This report covers conditions and observations made between Monday, May 2 and Sunday, June 5, 2016. The next scheduled report will be posted on Tuesday, July 5, 2016. In the event of any significant occurrences prior to that date, this site will be updated as soon as possible.
Taken in the Modesto area of Stanislaus County, this report’s photos for the central region present the developing nuts of the Nonpareil and Butte varieties, as well as a Nonpareil/Sonora planting under micro-sprinkler irrigation.
Conditions varied widely during May in the Central Region, with rain in the first week of the period and record setting high temperatures in the period’s final week. Rain fell across the region on May 6th, brought in by a cut-off low that dropped from trace amounts to as much as one-half inch in official reports. However, growers also reported heavy downpours from localized cells that dropped as much as one inch in the heaviest locations. Daily maximum temperatures cycled between in the lower 60’s and lower 90’s during the first half of the month, then rose steadily to as high as 105 degrees during the final days of May. Morning minimum values were also reported at comparatively warm levels, with readings ranging between the lower 50’s and lower 60’s throughout the period.
Observers are reporting that the developing crop in the central region is progressing well and the orchards are in generally good condition.

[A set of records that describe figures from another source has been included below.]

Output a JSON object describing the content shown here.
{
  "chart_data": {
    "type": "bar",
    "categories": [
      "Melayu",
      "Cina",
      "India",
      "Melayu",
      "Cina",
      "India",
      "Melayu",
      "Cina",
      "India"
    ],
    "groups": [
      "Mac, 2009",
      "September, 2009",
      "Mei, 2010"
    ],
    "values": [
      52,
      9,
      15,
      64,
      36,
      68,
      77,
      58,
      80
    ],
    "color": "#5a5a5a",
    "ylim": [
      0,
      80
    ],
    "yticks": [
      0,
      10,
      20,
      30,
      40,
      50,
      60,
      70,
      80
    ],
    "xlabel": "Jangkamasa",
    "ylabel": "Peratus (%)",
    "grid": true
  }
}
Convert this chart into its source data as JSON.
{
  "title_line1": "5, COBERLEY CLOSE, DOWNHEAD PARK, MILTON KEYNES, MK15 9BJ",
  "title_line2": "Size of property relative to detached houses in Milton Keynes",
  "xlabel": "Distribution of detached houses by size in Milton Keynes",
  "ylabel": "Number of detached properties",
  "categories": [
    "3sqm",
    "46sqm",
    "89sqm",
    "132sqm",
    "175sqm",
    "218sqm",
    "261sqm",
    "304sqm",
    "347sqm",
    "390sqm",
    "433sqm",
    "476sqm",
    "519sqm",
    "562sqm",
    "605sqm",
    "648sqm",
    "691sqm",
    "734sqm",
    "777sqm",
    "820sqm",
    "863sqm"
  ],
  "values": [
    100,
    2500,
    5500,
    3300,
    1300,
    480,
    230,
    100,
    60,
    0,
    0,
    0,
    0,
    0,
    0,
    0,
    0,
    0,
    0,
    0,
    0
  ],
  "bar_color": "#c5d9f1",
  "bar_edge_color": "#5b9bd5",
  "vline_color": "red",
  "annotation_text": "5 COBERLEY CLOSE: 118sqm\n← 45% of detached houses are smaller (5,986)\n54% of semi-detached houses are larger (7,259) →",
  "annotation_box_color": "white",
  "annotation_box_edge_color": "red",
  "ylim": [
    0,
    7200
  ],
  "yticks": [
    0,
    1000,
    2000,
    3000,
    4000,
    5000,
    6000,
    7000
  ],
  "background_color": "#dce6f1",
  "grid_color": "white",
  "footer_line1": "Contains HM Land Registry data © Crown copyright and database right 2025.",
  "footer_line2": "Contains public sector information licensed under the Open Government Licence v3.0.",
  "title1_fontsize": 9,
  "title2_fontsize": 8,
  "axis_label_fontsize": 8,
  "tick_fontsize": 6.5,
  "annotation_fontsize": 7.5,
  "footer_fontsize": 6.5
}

Nuts of all varieties are now fully solidified and the trees are showing the weight of the developing crop. Nearly all orchards are also displaying significant amounts of new growth, a sign that growers have met their orchard’s nutrient and water requirements. However, while the vast majority of the region’s orchards are in good condition, growers’ dependent on ground water of poor quality still face problems and their orchards are once again beginning to show signs of excess salinity or high pH water. This is particularly the case in areas served by the Federal Central Valley Project, where allocations of surface water have been limited to 5% of contracted amounts. While the rain that fell early in the period created significant difficulties for cherry growers in San Joaquin and Stanislaus counties, almond growers had little cause for immediate concern. However, the rain does increase the potential for Scab and Rust, fungal diseases that can cause serious defoliation later in the season.
Growers have been monitoring insect populations and life cycles within their orchards closely. Some have opted to treat for Navel Orange Worm as a “May spray” treatment, aiming to reduce the population below economic levels and reduce impacts on the crop at hull split. Others will treat a hull split, now just three to four weeks away. Meanwhile, irrigation and weed control continue to be prime activities throughout the northern San Joaquin. Both have increased in intensity as the temperatures rise and water requirements increase.